Esta investigación mostró que las tres variantes que ganaron la carrera de la infección salen del cuerpo de manera más eficiente cuando las personas hablan o gritan que las primeras cepas del coronavirus, señaló John Volckens, ingeniero de salud pública en Colorado State, Universidad de Fort Collins.
Ómicron
Es una de las más contagiosas que se han registrado. Ello se debe a que, como anotan los expertos, las partículas de la infección salen más eficientemente cuando las personas hablan o gritan.
La investigación
- Se reclutó a 93 personas a mediados del 2020 e inicios del 2022.
- Todas estaban infectadas con COVID con las variantes alfa, delta y ómicron.

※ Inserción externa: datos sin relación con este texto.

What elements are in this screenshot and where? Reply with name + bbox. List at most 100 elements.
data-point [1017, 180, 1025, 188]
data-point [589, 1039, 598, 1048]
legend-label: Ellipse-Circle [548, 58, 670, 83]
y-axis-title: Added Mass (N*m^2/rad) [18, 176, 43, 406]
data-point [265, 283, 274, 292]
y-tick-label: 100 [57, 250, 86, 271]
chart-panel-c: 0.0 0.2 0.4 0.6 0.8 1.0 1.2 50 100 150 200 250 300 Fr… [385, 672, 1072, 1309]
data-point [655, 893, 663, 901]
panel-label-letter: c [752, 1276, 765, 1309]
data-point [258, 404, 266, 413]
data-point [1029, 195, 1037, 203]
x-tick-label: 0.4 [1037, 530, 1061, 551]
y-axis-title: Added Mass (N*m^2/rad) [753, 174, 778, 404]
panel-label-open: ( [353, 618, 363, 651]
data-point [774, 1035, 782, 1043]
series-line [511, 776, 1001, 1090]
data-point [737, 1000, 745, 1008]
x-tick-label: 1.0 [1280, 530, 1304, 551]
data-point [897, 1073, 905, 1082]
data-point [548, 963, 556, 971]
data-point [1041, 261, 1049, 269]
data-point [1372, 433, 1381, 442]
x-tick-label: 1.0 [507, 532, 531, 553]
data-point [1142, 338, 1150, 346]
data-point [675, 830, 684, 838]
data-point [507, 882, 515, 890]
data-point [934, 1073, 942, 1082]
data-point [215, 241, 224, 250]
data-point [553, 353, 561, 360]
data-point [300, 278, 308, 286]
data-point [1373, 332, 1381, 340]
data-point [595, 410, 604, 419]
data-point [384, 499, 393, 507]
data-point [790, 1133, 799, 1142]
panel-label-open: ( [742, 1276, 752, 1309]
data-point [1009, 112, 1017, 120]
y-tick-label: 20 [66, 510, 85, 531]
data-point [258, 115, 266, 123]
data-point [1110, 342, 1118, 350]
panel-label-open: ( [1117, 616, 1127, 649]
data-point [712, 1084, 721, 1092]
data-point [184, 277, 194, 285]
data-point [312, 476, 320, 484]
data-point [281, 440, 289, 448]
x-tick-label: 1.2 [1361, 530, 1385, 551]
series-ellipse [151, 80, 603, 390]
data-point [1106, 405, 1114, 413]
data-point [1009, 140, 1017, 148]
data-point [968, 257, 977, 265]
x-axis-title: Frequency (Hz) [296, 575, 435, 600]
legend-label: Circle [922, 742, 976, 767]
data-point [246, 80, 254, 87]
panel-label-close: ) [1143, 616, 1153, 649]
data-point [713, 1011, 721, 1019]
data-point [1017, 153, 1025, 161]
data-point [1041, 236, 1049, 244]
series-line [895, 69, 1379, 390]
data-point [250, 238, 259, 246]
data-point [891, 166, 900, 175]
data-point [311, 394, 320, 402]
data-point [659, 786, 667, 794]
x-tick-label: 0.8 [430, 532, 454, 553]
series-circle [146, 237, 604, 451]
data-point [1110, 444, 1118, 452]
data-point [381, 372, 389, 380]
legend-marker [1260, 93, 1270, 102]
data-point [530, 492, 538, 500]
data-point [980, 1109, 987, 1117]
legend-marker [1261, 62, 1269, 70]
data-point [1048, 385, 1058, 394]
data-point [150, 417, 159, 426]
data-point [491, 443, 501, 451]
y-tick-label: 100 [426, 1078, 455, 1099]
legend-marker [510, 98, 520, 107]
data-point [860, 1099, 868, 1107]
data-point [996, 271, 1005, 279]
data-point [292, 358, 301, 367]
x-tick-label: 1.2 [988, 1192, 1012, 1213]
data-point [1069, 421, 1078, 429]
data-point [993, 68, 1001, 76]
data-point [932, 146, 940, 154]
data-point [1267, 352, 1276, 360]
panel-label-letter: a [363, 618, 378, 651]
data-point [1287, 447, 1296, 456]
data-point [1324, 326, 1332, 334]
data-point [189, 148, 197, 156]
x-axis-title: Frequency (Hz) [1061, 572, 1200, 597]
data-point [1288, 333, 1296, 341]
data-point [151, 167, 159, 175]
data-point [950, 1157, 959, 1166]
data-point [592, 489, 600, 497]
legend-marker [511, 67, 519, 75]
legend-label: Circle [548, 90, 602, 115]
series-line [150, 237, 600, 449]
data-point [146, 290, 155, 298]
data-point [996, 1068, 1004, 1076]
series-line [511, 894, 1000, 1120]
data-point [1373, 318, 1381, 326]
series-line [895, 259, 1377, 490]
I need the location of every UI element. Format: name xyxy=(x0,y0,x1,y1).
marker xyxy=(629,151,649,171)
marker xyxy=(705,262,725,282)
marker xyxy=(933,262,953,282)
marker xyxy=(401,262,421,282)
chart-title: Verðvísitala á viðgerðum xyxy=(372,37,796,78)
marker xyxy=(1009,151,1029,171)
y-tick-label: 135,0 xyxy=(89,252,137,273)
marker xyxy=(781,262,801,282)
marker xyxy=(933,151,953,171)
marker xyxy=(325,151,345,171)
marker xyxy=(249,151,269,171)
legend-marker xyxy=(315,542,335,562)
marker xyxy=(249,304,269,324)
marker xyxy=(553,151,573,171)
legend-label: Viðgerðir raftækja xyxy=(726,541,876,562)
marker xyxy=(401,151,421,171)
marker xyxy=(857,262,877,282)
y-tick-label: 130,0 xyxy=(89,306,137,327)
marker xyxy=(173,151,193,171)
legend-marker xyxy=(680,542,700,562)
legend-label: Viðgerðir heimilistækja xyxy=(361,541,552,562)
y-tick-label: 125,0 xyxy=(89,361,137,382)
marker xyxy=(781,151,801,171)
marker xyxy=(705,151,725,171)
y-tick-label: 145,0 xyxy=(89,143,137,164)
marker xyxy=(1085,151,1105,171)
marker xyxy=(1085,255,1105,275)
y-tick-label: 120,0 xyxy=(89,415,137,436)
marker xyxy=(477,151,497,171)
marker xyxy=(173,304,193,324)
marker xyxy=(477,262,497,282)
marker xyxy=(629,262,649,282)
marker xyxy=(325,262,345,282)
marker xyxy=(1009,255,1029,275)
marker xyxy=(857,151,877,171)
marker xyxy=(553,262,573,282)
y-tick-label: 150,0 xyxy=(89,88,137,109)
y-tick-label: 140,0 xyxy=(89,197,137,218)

- Durante 30 minutos, los participantes gritaron y cantaron frente a un aparato en forma de cono. Hubo tos y estornudos.
- Una máquina recolectó las partículas que exhalaban, separó las finas gotas que pueden contagiar a otras personas, e incluso, permanecer en el aire y filtrarse a través de la tela de los cubrebocas quirúrgicos.
- Se encontró que las personas portadoras de alfa, delta y ómicron emitieron más ARN viral al exhalar, que aquellas infectadas con la primera cepa en la pandemia.
- Para los participantes con delta y ómicron, su fino aerosol contenía, en promedio, cinco veces la cantidad de virus.
También se sembraron células en el laboratorio
Con muestras de aerosol y se descubrió que cuatro muestras, cada una de un participante con delta u ómicron, infectaron las células.
El estudio destaca la variación entre individuos en las cantidades de virus exhalado, que van desde niveles no detectables hasta aquellos asociados con los ‘superpropagadores’.
Si las nuevas variantes son más propensas a la superpropagación, eso podría llevarlas a dominar los casos de COVID-19.
El equipo señala que las personas infectadas con SARS-CoV-2 exhalan cantidades mucho más bajas de ARN viral que las personas infectadas con influenza.